Section 2 of Building Agentic AI Applications with LLMs

Abstract

This section serves as the introductory preamble for the curriculum on Building Agentic AI Applications with LLMs, establishing the necessary conceptual groundwork before advancing to implementation details. Its central technical contribution is the formal delineation of Agentic AI within the context of Large Language Models (LLMs), distinguishing autonomous capability from standard pass-through generation. This framing matters profoundly within the deck’s progression because it sets the boundary conditions for system design, ensuring that foundational principles of agency and responsible AI governance are understood prior to architectural engineering.

Key Concepts

  • Agentic AI Definition: The section explicitly interrogates the definition of Agentic AI, positing that an agent is distinct from a standard model by its capacity for autonomous action and goal-directed behavior. This concept is the primary focus, requiring the learner to distinguish between reactive models and systems that can perceive, plan, and execute tasks within an environment.
  • Foundational Principles: The term “Foundations” indicates that the course will not solely rely on heuristics but will ground Agentic AI in underlying theoretical constructs. These foundations likely encompass the mathematical and logical structures necessary for agents to function reliably, serving as the bedrock for all subsequent technical modules.
  • Responsible AI Framework: The inclusion of “Responsible AI” in the preamble suggests that ethical constraints and safety mechanisms are treated as integral to the system architecture, not as post-hoc considerations. This concept motivates the integration of guardrails and bias mitigation strategies at the earliest stages of agent design.
  • Course Preamble Status: The designation of this content as a “Preamble” implies its role as a prerequisite knowledge state for all following sections. It establishes the vocabulary and context required to interpret the technical specifications that follow in the rest of the deck.
  • LLM-Based Agency: Drawing from the deck title, this concept merges the probabilistic reasoning of Large Language Models with the deterministic requirements of agent loops. It highlights the specific challenge of maintaining coherence when using stochastic models for autonomous decision-making.
  • System Boundaries: The section implicitly defines the boundary between the internal logic of the AI and its external environment. Understanding this boundary is crucial for determining where human oversight is required and where the agent assumes full control.
  • Goal-Directed Behavior: A core component of the “What is Agentic AI” inquiry is the shift from pattern matching to intentional action. This concept necessitates a discussion on how objectives are represented and optimized within the context of an LLM-driven system.
  • Contextual Awareness: Implicit in the definition of agency is the ability to retain and utilize context across multiple steps. This concept is foundational to the technical implementation of long-horizon tasks, where information must persist beyond the immediate inference window.

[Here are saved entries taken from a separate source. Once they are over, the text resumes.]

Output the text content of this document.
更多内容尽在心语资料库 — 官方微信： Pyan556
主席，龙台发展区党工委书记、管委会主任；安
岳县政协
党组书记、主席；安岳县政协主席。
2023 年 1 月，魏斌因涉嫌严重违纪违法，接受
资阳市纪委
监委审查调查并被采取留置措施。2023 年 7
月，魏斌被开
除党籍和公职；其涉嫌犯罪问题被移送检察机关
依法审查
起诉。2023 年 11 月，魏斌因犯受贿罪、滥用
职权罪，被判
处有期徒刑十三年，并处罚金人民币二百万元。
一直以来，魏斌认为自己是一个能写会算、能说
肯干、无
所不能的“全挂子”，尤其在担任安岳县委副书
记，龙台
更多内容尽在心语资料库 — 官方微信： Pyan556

Key Equations and Algorithms

  • None. This section focuses on conceptual framing and definitions rather than specific mathematical formulations or algorithmic procedures. No equations or pseudocode are provided in the text of the source slides.

Key Claims and Findings

  • The section claims that Agentic AI requires a distinct definition separate from traditional generative models, centering on autonomy and task completion.
  • It asserts that Responsible AI considerations must be addressed at the foundational level of the curriculum, preceding technical application.
  • The material posits that understanding the fundamental nature of agency is a prerequisite for building successful LLM-based applications.
  • It establishes that the course structure is built upon a preamble designed to align learner expectations with the safety and theoretical constraints of the domain.
  • The text suggests that the core challenge in Agentic AI lies in bridging the gap between probabilistic language generation and deterministic action execution.

Terminology

  • Agentic AI: A system architecture utilizing LLMs to perform autonomous actions, plan sequences, and interact with environments to achieve specific goals, distinct from passive query-response models.
  • Foundations: The theoretical base upon which the practical application of Agentic AI is built, encompassing logic, control loops, and safety theory.
  • Responsible AI: A design philosophy emphasizing safety, fairness, transparency, and accountability in AI systems, treated here as a mandatory constraint rather than an optional feature.
  • Preamble: The introductory section of the course material intended to define scope, terms, and ethical boundaries before technical instruction begins.
  • LLM (Large Language Model): The underlying probabilistic engine referenced in the deck title, serving as the reasoning component within the proposed Agentic AI applications.
  • Agency: The capacity of a system to act independently and make decisions without direct human intervention for each step, a key property defined in the section.
  • Application: The practical deployment context for Agentic AI, indicating that the theoretical concepts are intended for real-world utility and system building.
  • Architecture: Refers to the structural design of the AI system, which the preamble prepares the learner to modify or construct by defining the role of the agent within it.